Finalement, le tribunal rejeta les arguments du demandeur sur la transparence, le caractère déraisonnable et disproportionné des mesures adoptées au titre du cadre réglementaire. Ils considéra que ces dernières étaient transparentes et avaient été prises suite à des consultations et des rapports préliminaires (para. 315). De plus, les mesures avaient un lien raisonnable avec l’objectif de garantir la pérennité du système électrique et de réduire le déficit tarifaire, et le fardeau imposé aux demandeurs était proportionnel à l’objet et au but des mesures contestées (para. 320 à 322 et 354 et 355).
Le tribunal réaffirme le caractère raisonnable des mesures contestées et refuse l’application de la clause parapluie
Le tribunal réaffirma que les mesures de l’Espagne étaient raisonnables et ne violaient donc pas les obligations du pays au titre de l’article 10(1) du TCE de s’abstenir d’entraver les investissements par le biais de mesures déraisonnables (para. 364). Il considéra en outre que l’Espagne n’avait pas pris d’engagement contractuel ou de nature similaire envers les demandeurs. Il affirma également que le prétendu accord des demandeurs de juillet 2010 (un communiqué de presse de l’Espagne) et une résolution de 2011 adoptée par la Direction générale espagnole pour la politique à l’énergie et aux mines n’avaient aucune force contraignante en soi (para. 383 et 384).

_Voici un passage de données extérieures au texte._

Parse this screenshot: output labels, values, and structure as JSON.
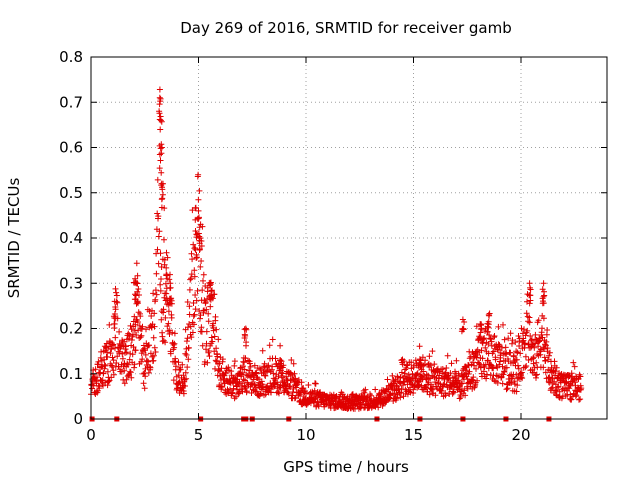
{
  "chart_data": {
    "type": "scatter",
    "title": "Day 269 of 2016, SRMTID for receiver gamb",
    "xlabel": "GPS time / hours",
    "ylabel": "SRMTID / TECUs",
    "xlim": [
      0,
      24
    ],
    "ylim": [
      0,
      0.8
    ],
    "xticks": [
      0,
      5,
      10,
      15,
      20
    ],
    "xtick_labels": [
      "0",
      "5",
      "10",
      "15",
      "20"
    ],
    "yticks": [
      0,
      0.1,
      0.2,
      0.3,
      0.4,
      0.5,
      0.6,
      0.7,
      0.8
    ],
    "ytick_labels": [
      "0",
      "0.1",
      "0.2",
      "0.3",
      "0.4",
      "0.5",
      "0.6",
      "0.7",
      "0.8"
    ],
    "grid": true,
    "marker": "+",
    "color": "#e00000",
    "series": [
      {
        "name": "SRMTID",
        "profile": [
          [
            0.0,
            0.07
          ],
          [
            0.5,
            0.11
          ],
          [
            1.0,
            0.13
          ],
          [
            1.2,
            0.21
          ],
          [
            1.5,
            0.12
          ],
          [
            2.0,
            0.16
          ],
          [
            2.1,
            0.26
          ],
          [
            2.5,
            0.11
          ],
          [
            3.0,
            0.2
          ],
          [
            3.1,
            0.42
          ],
          [
            3.2,
            0.55
          ],
          [
            3.3,
            0.25
          ],
          [
            3.6,
            0.27
          ],
          [
            3.9,
            0.11
          ],
          [
            4.3,
            0.07
          ],
          [
            4.8,
            0.33
          ],
          [
            5.0,
            0.4
          ],
          [
            5.3,
            0.18
          ],
          [
            5.6,
            0.24
          ],
          [
            6.0,
            0.1
          ],
          [
            6.8,
            0.07
          ],
          [
            7.2,
            0.1
          ],
          [
            7.8,
            0.08
          ],
          [
            8.5,
            0.1
          ],
          [
            9.2,
            0.08
          ],
          [
            9.8,
            0.05
          ],
          [
            11.0,
            0.04
          ],
          [
            12.0,
            0.035
          ],
          [
            13.3,
            0.04
          ],
          [
            14.0,
            0.06
          ],
          [
            14.8,
            0.09
          ],
          [
            15.4,
            0.1
          ],
          [
            15.7,
            0.09
          ],
          [
            16.5,
            0.08
          ],
          [
            17.2,
            0.07
          ],
          [
            17.9,
            0.12
          ],
          [
            18.4,
            0.15
          ],
          [
            18.8,
            0.13
          ],
          [
            19.3,
            0.11
          ],
          [
            19.8,
            0.1
          ],
          [
            20.3,
            0.2
          ],
          [
            20.6,
            0.12
          ],
          [
            21.0,
            0.2
          ],
          [
            21.4,
            0.09
          ],
          [
            22.0,
            0.07
          ],
          [
            22.8,
            0.07
          ]
        ],
        "peaks": [
          [
            3.2,
            0.71
          ],
          [
            3.25,
            0.66
          ],
          [
            3.3,
            0.6
          ],
          [
            3.35,
            0.52
          ],
          [
            3.5,
            0.32
          ],
          [
            3.7,
            0.29
          ],
          [
            4.85,
            0.44
          ],
          [
            5.0,
            0.46
          ],
          [
            5.1,
            0.43
          ],
          [
            5.55,
            0.3
          ],
          [
            1.1,
            0.26
          ],
          [
            2.05,
            0.31
          ],
          [
            2.15,
            0.3
          ],
          [
            20.4,
            0.3
          ],
          [
            21.05,
            0.3
          ],
          [
            18.5,
            0.23
          ],
          [
            18.1,
            0.21
          ],
          [
            17.3,
            0.22
          ],
          [
            7.2,
            0.2
          ],
          [
            8.8,
            0.13
          ],
          [
            15.3,
            0.13
          ]
        ]
      }
    ],
    "point_count": 1800,
    "baseline_markers_x": [
      0.05,
      1.2,
      5.1,
      7.1,
      7.2,
      7.5,
      9.2,
      13.3,
      15.3,
      17.3,
      19.3,
      21.3
    ]
  }
}
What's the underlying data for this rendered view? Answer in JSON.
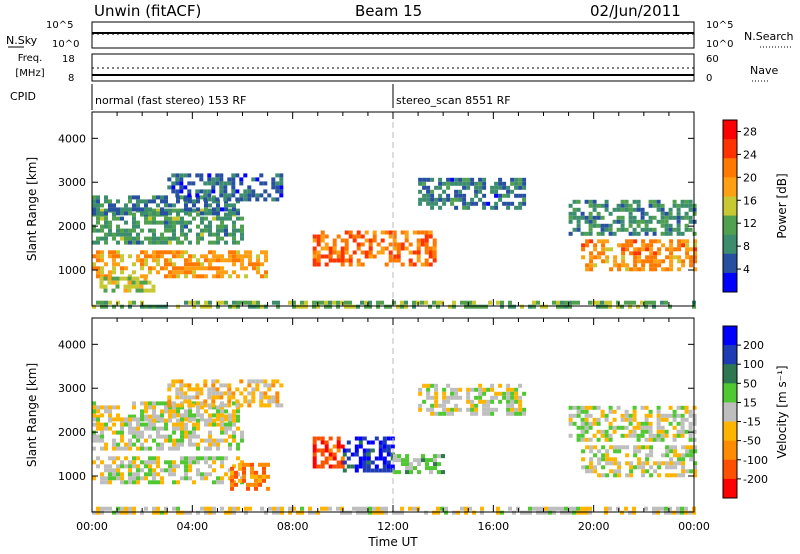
{
  "header": {
    "left": "Unwin (fitACF)",
    "center": "Beam 15",
    "right": "02/Jun/2011"
  },
  "top_panels": {
    "nsky_label": "N.Sky",
    "nsearch_label": "N.Search",
    "freq_label_1": "Freq.",
    "freq_label_2": "[MHz]",
    "nave_label": "Nave",
    "cpid_label": "CPID",
    "nsky_ticks": [
      "10^5",
      "10^0"
    ],
    "nsearch_ticks": [
      "10^5",
      "10^0"
    ],
    "freq_ticks": [
      "18",
      "8"
    ],
    "nave_ticks": [
      "60",
      "0"
    ],
    "cpid_modes": [
      {
        "label": "normal (fast stereo) 153 RF",
        "start_hour": 0,
        "end_hour": 12
      },
      {
        "label": "stereo_scan 8551 RF",
        "start_hour": 12,
        "end_hour": 24
      }
    ]
  },
  "colors": {
    "power_scale": [
      "#0000ff",
      "#2850a0",
      "#3c8c6e",
      "#50a050",
      "#c8c832",
      "#ffa014",
      "#ff7800",
      "#ff3200",
      "#ff0000"
    ],
    "velocity_scale": [
      "#0000ff",
      "#1e3cb4",
      "#2d7850",
      "#50c832",
      "#bebebe",
      "#ffb400",
      "#ff8c00",
      "#ff5000",
      "#ff0000"
    ]
  },
  "chart_data": [
    {
      "type": "heatmap",
      "ylabel": "Slant Range [km]",
      "xlabel": "",
      "x_ticks": [
        "00:00",
        "04:00",
        "08:00",
        "12:00",
        "16:00",
        "20:00",
        "00:00"
      ],
      "x_range_hours": [
        0,
        24
      ],
      "y_ticks": [
        1000,
        2000,
        3000,
        4000
      ],
      "y_range_km": [
        180,
        4600
      ],
      "colorbar": {
        "label": "Power [dB]",
        "ticks": [
          4,
          8,
          12,
          16,
          20,
          24,
          28
        ],
        "range": [
          0,
          30
        ]
      },
      "echo_regions": [
        {
          "name": "main-band-early",
          "t0": 0,
          "t1": 7.0,
          "r0": 900,
          "r1": 1450,
          "value": 19
        },
        {
          "name": "mid-band-early",
          "t0": 0,
          "t1": 6.0,
          "r0": 1600,
          "r1": 2400,
          "value": 10
        },
        {
          "name": "far-band-early",
          "t0": 0,
          "t1": 5.8,
          "r0": 2300,
          "r1": 2700,
          "value": 7
        },
        {
          "name": "upper-patch-early",
          "t0": 3.0,
          "t1": 7.5,
          "r0": 2600,
          "r1": 3200,
          "value": 6
        },
        {
          "name": "low-range-early",
          "t0": 0.3,
          "t1": 2.5,
          "r0": 500,
          "r1": 850,
          "value": 14
        },
        {
          "name": "midday-band",
          "t0": 8.8,
          "t1": 13.7,
          "r0": 1100,
          "r1": 1900,
          "value": 22
        },
        {
          "name": "afternoon-upper",
          "t0": 13.0,
          "t1": 17.3,
          "r0": 2400,
          "r1": 3100,
          "value": 7
        },
        {
          "name": "evening-main",
          "t0": 19.5,
          "t1": 24,
          "r0": 1000,
          "r1": 1700,
          "value": 20
        },
        {
          "name": "evening-mid",
          "t0": 19.0,
          "t1": 24,
          "r0": 1800,
          "r1": 2600,
          "value": 9
        },
        {
          "name": "near-range-ground",
          "t0": 0,
          "t1": 24,
          "r0": 200,
          "r1": 300,
          "value": 12
        }
      ]
    },
    {
      "type": "heatmap",
      "ylabel": "Slant Range [km]",
      "xlabel": "Time UT",
      "x_ticks": [
        "00:00",
        "04:00",
        "08:00",
        "12:00",
        "16:00",
        "20:00",
        "00:00"
      ],
      "x_range_hours": [
        0,
        24
      ],
      "y_ticks": [
        1000,
        2000,
        3000,
        4000
      ],
      "y_range_km": [
        180,
        4600
      ],
      "colorbar": {
        "label": "Velocity [m s⁻¹]",
        "ticks": [
          200,
          100,
          50,
          15,
          -15,
          -50,
          -100,
          -200
        ],
        "range": [
          -250,
          250
        ]
      },
      "echo_regions": [
        {
          "name": "main-band-early",
          "t0": 0,
          "t1": 6.0,
          "r0": 900,
          "r1": 1450,
          "value": 0
        },
        {
          "name": "mid-band-early",
          "t0": 0,
          "t1": 6.0,
          "r0": 1600,
          "r1": 2400,
          "value": -5
        },
        {
          "name": "far-band-early",
          "t0": 0,
          "t1": 5.8,
          "r0": 2300,
          "r1": 2700,
          "value": -8
        },
        {
          "name": "upper-patch-early",
          "t0": 3.0,
          "t1": 7.5,
          "r0": 2600,
          "r1": 3200,
          "value": -40
        },
        {
          "name": "early-morning-negative",
          "t0": 5.5,
          "t1": 7.0,
          "r0": 700,
          "r1": 1300,
          "value": -120
        },
        {
          "name": "midday-red",
          "t0": 8.8,
          "t1": 10.0,
          "r0": 1200,
          "r1": 1900,
          "value": -180
        },
        {
          "name": "midday-blue",
          "t0": 10.0,
          "t1": 12.0,
          "r0": 1100,
          "r1": 1900,
          "value": 180
        },
        {
          "name": "midday-green",
          "t0": 12.0,
          "t1": 14.0,
          "r0": 1100,
          "r1": 1500,
          "value": 40
        },
        {
          "name": "afternoon-upper",
          "t0": 13.0,
          "t1": 17.3,
          "r0": 2400,
          "r1": 3100,
          "value": 0
        },
        {
          "name": "evening-main",
          "t0": 19.5,
          "t1": 24,
          "r0": 1000,
          "r1": 1700,
          "value": 0
        },
        {
          "name": "evening-mid",
          "t0": 19.0,
          "t1": 24,
          "r0": 1800,
          "r1": 2600,
          "value": 5
        },
        {
          "name": "near-range-ground",
          "t0": 0,
          "t1": 24,
          "r0": 200,
          "r1": 300,
          "value": -20
        }
      ]
    }
  ]
}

La répartition des coûts et les frais
Le tribunal prit en compte le fait que le TCE ne contient pas de disposition sur la répartition des coûts et des frais, mais décida d’examiner les circonstances afin de parvenir à une conclusion équitable. Compte tenu du caractère légal des mesures contestées, de l’échec des objections de l’Espagne à la compétence et des coûts élevés, il ordonna aux demandeurs de payer 83,3 % des frais et dépenses juridiques de l’Espagne (para. 403 à 405).
L’opinion divergente de Kaj Hobér : pas d’attente de stabilité pour les investissements dans l’hydroélectrique
Dans son opinion divergente quant au fond, Kaj Hobér considérait que les modifications radicales et fondamentales apportées au régime réglementaire espagnol violaient les obligations du pays au titre de l’article 10(1) du TCE puisqu’elles étaient contraires aux attentes légitimes des investisseurs. L’arbitre à l’opinion divergente souligna que les attentes légitimes ne se résumaient pas à une garantie ou à une promesse (para. 10) ; selon lui, elles étaient plutôt créées, selon lui, par le cadre réglementaire espagnol et les représentations et déclarations des représentants officiels de l’Espagne, faisant référence à la certitude et à la stabilité du régime réglementaire (para. 16).
Remarques : le tribunal était composé de Jeswald W. Salacuse (président nommé par le Secrétaire général du CIRDI, des États-Unis), de Kaj Hobér (nommé par les demandeurs, de Suède) et de Zachary Douglas (nommé par le défendeur, d’Australie). La décision du 2 décembre 2019, y compris l’opinion divergente, est disponible sur https://www.italaw.com/cases/7791
Marios Tokas est un juriste en droit international basé à Genève. Il termine actuellement son Master en droit international auprès du Graduate Institute of International and Development Studies. Il détient un master en droit public international, et une licence en droit de l’Université d’Athènes. Il réalise actuellement un stage auprès de IISD, à Genève.
[1] En français, italique, dans le texte, n.d.l.t.